Share your dilemmas and get honest opinions from other Mumsnetters.

Has getting an ASD diagnosis been good or bad for you/your child?

107 replies

frazzledmum101 · 04/10/2018 09:51

I have finally started the process to get my dd a diagnosis for asd.

I am sure it is for the best really, but I am a bit overwhelmed by it all. I'm worried my dd will be 'labelled', 'othered', 'given up on'. I guess I am struggling to accept it if I'm honest.

If you have a diagnosis yourself or one for your child. Has it helped? Has it been a good or a bad thing in the long run? (Please be kind - I'm trying to do the right thing by dd)

OP posts:
AamdC · 04/10/2018 10:22

Well my child has severe autism and learning disabillities its not a label its a diagnosis and regardless of whetr your child maybe onnthe spectrum it should help with accessing support

minisoksmakehardwork · 04/10/2018 10:25

We are in the system for diagnosis at the moment with one, possibly two of our children. We choose to see diagnosis as a key rather than a label. A key that will help us access support we currently cannot as they are not diagnosed on paper yet.

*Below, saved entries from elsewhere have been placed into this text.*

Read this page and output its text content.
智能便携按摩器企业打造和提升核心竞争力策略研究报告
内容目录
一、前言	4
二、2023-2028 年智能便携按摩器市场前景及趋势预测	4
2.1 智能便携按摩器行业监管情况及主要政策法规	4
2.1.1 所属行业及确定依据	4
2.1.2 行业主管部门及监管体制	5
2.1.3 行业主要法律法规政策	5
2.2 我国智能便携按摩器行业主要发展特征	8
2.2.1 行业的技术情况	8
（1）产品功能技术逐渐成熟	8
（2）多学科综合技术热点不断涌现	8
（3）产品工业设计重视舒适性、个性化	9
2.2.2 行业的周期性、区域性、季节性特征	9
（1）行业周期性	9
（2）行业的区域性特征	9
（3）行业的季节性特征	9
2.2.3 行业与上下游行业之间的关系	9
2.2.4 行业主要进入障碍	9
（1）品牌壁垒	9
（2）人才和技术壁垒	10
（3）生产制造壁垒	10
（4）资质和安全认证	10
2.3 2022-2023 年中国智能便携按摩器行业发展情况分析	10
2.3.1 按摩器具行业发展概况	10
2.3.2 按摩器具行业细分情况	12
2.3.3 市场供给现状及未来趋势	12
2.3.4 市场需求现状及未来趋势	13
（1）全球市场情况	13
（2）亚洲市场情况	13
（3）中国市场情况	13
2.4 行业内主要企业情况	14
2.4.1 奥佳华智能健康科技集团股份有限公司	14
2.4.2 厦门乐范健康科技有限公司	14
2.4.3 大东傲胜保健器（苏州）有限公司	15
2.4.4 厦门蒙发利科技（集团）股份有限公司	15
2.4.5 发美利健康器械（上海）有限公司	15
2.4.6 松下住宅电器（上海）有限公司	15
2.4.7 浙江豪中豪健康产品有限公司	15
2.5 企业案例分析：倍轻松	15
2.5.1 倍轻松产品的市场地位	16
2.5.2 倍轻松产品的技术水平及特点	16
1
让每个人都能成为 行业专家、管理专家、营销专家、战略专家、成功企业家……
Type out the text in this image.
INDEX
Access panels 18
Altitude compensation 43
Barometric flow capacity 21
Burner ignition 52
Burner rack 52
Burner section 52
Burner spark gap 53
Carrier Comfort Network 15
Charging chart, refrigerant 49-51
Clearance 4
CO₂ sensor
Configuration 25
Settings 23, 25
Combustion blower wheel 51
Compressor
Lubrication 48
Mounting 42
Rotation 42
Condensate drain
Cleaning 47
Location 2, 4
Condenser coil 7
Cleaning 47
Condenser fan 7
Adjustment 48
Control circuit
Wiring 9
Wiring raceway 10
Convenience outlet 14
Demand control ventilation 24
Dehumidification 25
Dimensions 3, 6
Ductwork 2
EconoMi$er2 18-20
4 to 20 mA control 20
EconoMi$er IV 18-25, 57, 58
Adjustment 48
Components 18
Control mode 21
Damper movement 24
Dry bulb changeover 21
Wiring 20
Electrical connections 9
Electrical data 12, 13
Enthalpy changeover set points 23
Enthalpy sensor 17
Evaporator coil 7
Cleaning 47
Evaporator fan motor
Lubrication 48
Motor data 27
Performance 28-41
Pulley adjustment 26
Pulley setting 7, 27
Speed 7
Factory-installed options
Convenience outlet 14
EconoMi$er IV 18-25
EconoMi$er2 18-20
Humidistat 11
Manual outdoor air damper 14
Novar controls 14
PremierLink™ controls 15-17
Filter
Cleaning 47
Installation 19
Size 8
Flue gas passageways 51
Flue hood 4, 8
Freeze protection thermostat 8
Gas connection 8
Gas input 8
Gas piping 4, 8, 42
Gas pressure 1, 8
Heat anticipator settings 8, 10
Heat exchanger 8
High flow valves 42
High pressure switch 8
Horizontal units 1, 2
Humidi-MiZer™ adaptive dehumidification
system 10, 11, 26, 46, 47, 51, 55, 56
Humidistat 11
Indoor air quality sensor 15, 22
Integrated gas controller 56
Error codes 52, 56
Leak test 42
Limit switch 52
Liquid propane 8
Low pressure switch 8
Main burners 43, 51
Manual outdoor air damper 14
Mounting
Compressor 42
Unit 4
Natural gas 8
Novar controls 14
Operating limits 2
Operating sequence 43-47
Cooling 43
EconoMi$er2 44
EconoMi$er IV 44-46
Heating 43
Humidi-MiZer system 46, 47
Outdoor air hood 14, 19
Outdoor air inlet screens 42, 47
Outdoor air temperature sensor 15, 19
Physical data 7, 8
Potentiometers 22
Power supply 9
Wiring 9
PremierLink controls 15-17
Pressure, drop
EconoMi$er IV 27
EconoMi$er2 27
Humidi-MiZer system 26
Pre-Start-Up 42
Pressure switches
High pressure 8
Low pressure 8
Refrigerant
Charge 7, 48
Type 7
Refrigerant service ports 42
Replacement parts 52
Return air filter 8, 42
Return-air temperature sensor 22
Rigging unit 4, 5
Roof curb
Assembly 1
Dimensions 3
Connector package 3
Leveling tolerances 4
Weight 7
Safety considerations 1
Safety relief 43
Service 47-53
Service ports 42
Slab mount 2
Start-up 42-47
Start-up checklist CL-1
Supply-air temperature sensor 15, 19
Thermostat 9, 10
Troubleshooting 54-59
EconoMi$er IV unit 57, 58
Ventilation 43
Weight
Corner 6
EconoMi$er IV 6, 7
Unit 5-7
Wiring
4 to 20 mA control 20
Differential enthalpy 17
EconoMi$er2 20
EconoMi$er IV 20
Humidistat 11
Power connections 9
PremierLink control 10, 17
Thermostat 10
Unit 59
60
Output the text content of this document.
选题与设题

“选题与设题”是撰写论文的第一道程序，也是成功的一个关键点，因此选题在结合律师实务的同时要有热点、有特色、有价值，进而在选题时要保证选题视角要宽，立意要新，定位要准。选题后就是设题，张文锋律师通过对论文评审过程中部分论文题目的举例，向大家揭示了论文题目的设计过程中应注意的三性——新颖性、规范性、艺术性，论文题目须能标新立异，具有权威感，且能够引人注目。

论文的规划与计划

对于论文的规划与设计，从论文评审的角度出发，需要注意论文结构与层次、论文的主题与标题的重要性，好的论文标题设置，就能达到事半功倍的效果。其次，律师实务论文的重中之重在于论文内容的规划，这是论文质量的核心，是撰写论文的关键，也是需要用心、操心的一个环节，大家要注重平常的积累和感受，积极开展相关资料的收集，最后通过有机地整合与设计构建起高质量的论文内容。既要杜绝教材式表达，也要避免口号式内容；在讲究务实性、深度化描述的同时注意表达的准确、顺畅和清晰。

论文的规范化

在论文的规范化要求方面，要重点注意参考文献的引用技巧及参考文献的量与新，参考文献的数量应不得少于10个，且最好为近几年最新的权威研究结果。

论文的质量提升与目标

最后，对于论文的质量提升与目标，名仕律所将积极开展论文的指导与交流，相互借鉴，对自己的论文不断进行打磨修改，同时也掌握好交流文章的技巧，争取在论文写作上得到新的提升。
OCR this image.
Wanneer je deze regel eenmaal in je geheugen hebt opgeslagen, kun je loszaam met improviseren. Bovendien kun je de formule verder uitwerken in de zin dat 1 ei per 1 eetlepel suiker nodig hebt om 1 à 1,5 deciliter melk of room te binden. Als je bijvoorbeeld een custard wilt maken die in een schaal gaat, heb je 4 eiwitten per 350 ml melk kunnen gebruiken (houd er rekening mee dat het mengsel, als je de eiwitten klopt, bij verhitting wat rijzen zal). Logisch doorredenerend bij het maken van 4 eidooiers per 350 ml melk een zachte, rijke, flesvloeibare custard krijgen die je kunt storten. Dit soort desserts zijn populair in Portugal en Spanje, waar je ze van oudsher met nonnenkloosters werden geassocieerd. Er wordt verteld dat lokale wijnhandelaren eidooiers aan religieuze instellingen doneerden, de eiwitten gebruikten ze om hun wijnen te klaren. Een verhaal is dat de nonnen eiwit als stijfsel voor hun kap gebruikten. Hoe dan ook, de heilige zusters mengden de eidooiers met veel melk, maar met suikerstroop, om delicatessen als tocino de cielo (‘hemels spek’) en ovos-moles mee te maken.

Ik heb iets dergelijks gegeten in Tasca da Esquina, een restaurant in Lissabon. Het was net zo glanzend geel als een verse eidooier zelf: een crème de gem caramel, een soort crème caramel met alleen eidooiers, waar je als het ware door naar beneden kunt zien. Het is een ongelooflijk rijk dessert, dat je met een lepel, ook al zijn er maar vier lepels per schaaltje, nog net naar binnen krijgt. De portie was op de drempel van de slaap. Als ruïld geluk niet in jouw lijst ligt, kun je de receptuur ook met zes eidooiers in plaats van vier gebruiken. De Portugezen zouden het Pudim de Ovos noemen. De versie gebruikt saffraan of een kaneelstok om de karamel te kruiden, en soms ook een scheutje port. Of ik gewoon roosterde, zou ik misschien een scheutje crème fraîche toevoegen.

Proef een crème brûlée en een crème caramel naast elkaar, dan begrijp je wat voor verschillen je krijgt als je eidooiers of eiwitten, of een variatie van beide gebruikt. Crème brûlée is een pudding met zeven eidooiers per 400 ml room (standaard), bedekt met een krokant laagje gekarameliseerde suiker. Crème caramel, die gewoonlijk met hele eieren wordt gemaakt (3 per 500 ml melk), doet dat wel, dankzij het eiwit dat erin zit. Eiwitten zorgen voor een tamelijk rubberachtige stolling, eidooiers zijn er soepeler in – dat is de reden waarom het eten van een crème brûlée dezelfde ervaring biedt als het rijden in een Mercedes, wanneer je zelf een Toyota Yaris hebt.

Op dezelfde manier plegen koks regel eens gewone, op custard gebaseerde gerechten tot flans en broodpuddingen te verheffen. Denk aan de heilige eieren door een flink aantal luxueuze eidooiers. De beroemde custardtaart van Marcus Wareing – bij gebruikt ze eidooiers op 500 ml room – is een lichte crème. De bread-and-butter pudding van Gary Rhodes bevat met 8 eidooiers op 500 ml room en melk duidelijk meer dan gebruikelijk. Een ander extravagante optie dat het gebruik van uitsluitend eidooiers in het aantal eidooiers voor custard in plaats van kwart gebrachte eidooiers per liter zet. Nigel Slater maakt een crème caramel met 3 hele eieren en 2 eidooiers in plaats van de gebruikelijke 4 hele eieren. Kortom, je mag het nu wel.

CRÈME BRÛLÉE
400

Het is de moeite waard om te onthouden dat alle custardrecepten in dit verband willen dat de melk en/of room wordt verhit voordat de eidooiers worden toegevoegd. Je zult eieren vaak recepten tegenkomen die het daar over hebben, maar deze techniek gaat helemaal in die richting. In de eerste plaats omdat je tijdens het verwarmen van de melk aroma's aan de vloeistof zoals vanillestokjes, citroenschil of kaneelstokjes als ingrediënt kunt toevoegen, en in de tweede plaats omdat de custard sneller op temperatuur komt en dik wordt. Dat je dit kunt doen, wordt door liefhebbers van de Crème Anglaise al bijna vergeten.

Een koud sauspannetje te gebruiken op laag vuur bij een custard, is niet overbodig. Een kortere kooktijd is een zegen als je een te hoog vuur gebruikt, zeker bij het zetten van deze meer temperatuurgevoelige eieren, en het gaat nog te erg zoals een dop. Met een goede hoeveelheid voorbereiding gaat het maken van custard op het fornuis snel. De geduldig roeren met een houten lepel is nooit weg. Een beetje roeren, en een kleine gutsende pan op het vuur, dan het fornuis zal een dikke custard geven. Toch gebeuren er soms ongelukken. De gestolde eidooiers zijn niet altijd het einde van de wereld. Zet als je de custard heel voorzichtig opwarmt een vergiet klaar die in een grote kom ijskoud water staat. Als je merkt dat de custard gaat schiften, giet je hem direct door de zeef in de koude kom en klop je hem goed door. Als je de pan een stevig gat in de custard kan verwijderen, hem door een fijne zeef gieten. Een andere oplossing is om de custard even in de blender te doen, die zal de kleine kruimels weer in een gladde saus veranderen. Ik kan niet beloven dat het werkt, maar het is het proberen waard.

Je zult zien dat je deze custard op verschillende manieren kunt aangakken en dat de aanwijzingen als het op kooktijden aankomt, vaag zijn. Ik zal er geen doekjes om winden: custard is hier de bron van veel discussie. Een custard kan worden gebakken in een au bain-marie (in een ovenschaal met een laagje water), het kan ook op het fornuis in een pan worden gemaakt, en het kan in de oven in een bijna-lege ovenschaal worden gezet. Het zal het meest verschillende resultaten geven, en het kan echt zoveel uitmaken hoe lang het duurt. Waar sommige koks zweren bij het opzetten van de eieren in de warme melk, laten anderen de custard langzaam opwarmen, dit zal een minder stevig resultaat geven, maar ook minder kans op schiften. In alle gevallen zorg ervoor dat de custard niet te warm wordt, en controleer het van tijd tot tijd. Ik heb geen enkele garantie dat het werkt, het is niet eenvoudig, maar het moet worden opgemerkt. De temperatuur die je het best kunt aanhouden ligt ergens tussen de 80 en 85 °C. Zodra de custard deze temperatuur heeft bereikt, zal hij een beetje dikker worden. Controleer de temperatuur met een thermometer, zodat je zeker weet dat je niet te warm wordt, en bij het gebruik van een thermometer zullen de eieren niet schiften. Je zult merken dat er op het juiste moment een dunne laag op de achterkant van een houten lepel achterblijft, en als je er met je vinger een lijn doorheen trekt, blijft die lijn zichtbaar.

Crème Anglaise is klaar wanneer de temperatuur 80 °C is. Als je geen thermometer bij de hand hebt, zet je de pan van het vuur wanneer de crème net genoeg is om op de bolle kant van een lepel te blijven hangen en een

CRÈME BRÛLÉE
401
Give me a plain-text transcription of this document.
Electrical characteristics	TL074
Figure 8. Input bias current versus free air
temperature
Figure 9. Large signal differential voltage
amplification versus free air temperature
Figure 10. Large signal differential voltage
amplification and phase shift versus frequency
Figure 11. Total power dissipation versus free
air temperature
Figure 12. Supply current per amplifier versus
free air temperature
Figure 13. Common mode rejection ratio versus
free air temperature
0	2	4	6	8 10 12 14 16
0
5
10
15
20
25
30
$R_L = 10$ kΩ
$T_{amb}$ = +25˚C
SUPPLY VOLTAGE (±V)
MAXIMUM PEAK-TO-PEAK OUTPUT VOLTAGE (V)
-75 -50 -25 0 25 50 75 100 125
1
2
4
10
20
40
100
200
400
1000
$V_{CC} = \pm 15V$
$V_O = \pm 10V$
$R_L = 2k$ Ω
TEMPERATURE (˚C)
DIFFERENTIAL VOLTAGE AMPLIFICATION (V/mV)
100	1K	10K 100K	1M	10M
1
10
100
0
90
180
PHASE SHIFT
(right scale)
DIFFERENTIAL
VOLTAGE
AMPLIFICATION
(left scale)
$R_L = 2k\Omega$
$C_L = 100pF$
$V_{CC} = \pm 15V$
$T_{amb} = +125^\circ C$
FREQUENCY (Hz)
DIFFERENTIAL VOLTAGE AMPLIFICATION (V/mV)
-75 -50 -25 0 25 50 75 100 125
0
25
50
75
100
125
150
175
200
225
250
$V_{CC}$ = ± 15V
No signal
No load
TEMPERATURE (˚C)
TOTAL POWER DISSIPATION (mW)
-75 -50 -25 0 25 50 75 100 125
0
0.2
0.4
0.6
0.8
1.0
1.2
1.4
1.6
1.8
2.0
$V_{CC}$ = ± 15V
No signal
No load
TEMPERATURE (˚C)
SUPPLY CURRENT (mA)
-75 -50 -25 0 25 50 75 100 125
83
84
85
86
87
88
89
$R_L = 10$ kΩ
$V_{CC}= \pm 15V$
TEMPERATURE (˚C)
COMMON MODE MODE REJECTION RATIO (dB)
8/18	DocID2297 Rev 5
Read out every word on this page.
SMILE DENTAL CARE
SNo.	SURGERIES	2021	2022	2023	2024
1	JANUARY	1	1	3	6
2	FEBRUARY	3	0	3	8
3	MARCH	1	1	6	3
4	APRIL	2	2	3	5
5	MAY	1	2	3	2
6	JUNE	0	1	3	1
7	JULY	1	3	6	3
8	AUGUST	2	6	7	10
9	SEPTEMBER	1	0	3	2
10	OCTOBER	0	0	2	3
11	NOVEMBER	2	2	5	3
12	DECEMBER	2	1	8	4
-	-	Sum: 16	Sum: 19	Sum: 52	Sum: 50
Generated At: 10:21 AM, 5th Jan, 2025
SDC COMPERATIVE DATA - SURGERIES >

AlexanderHamilton · 04/10/2018 10:27

It has been instrumental in accessing support. Also for dd it really helped her mentally to know there was a reason why she felt "different"

worridmum · 04/10/2018 10:28

It opened the doors for the right support for my children, so it was a great thing though some of my parents generation said why would i want them labelled (they had HFA as my children are not as worse of as their cusion whom has severe autism).

But wuth the diagnosis it opens doors to proper support and access to schools that could be a better fit for your child.

LastMinutePanicArgh · 04/10/2018 10:28

As someone who resisted an ASD diagnosis for their child for a long time I can say that unless your child is at the mild end of the spectrum you will find that people apply that label whether you like it or not based on their own observations. It's made zero practical difference in our case but is sometimes useful as a shorthand if things take a nosedive in public.

FYI it took almost three years to get a diagnosis.

TheRedRoom · 04/10/2018 10:30

It has been 100% a positive thing for our ds (now 8, diagnosed at 4.5). It gave him access to a huge range of therapies and social skills groups that he wouldn't have had and gave us access to the right professionals and information to help us parent him in a way that suits his way of seeing the world.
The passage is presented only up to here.